В.С.Немчинов. Но я считаю свою точку зрения правильной, и агрессивный характер выступлений и действий, направленных на запрещение работ А.Р.Жебрака я считаю неправильным...
Голос с места. Скажите о ваших отношениях к установкам доклада /Лысенко/.
В.С.Немчинов. Мое отношение к докладу Т.Д.Лысенко таково. Основные его положения и основные идеи, которые заключаются в том, чтобы мобилизовать агробиологическую науку на нужды колхозного производства и методы его работы перенести на все массивы полей, я считаю правильными.

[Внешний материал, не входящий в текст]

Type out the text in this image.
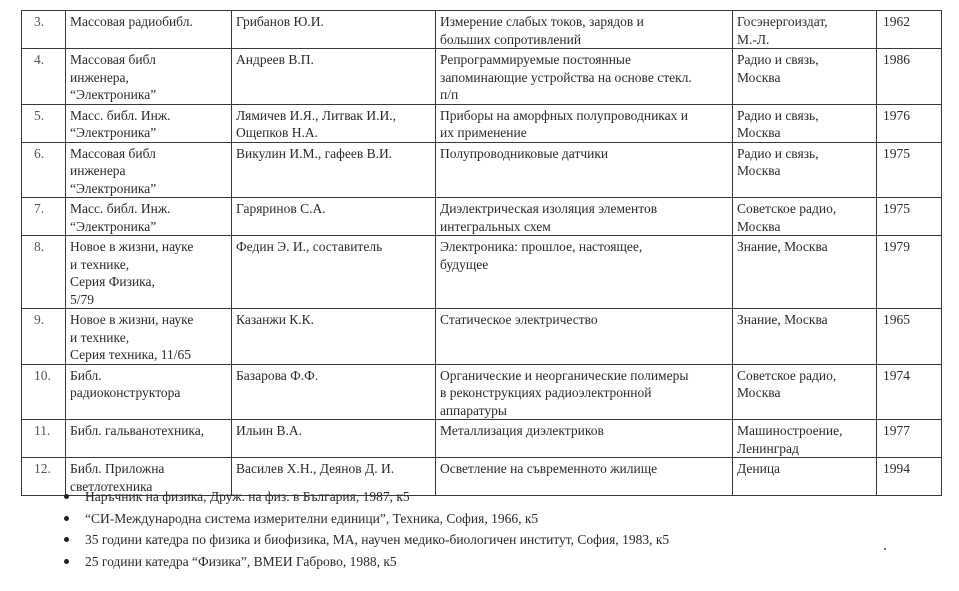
3.	Массовая радиобибл.	Грибанов Ю.И.	Измерение слабых токов, зарядов и
больших сопротивлений	Госэнергоиздат,
М.-Л.	1962
4.	Массовая библ
инженера,
“Электроника”	Андреев В.П.	Репрограммируемые постоянные
запоминающие устройства на основе стекл.
п/п	Радио и связь,
Москва	1986
5.	Масс. библ. Инж.
“Электроника”	Лямичев И.Я., Литвак И.И.,
Ощепков Н.А.	Приборы на аморфных полупроводниках и
их применение	Радио и связь,
Москва	1976
6.	Массовая библ
инженера
“Электроника”	Викулин И.М., гафеев В.И.	Полупроводниковые датчики	Радио и связь,
Москва	1975
7.	Масс. библ. Инж.
“Электроника”	Гаряринов С.А.	Диэлектрическая изоляция элементов
интегральных схем	Советское радио,
Москва	1975
8.	Новое в жизни, науке
и технике,
Серия Физика,
5/79	Федин Э. И., составитель	Электроника: прошлое, настоящее,
будущее	Знание, Москва	1979
9.	Новое в жизни, науке
и технике,
Серия техника, 11/65	Казанжи К.К.	Статическое электричество	Знание, Москва	1965
10.	Библ.
радиоконструктора	Базарова Ф.Ф.	Органические и неорганические полимеры
в реконструкциях радиоэлектронной
аппаратуры	Советское радио,
Москва	1974
11.	Библ. гальванотехника,	Ильин В.А.	Металлизация диэлектриков	Машиностроение,
Ленинград	1977
12.	Библ. Приложна
светлотехника	Василев Х.Н., Деянов Д. И.	Осветление на съвременното жилище	Деница	1994
Наръчник на физика, Друж. на физ. в България, 1987, к5
“СИ-Международна система измерителни единици”, Техника, София, 1966, к5
35 години катедра по физика и биофизика, МА, научен медико-биологичен институт, София, 1983, к5
25 години катедра “Физика”, ВМЕИ Габрово, 1988, к5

Голос с места. Теоретически.
В.С.Немчинов. В теоретической основе я считаю, что в отношении к хромосомной теории наследственности Трофим Денисович неправ" (103).

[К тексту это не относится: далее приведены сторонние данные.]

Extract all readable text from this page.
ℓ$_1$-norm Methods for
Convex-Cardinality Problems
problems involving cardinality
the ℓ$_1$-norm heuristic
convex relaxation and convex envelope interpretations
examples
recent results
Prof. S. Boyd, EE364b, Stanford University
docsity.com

Услышав это, лысенкоисты стали перебивать его еще более яростно. Им хотелось во что бы то ни стало добить Немчинова, склонить его к отказу от собственного мнения. Но своего они так и не добились. Немчинов закончил выступление словами:
"Я несу моральную и политическую ответственность за линию Тимирязевской академии. Я морально и политически ответственен за ту линию, которую я провожу, и считаю ее правильной и буду продолжать проводить. Если эта линия окажется неправильной, то мне подскажут, или выполнят те надежды и чаяния, которые здесь раздаются, чтобы я освободил место. Недопустимо, на мой взгляд, закрыть в Тимирязевской академии работу профессора Жебрака" (104).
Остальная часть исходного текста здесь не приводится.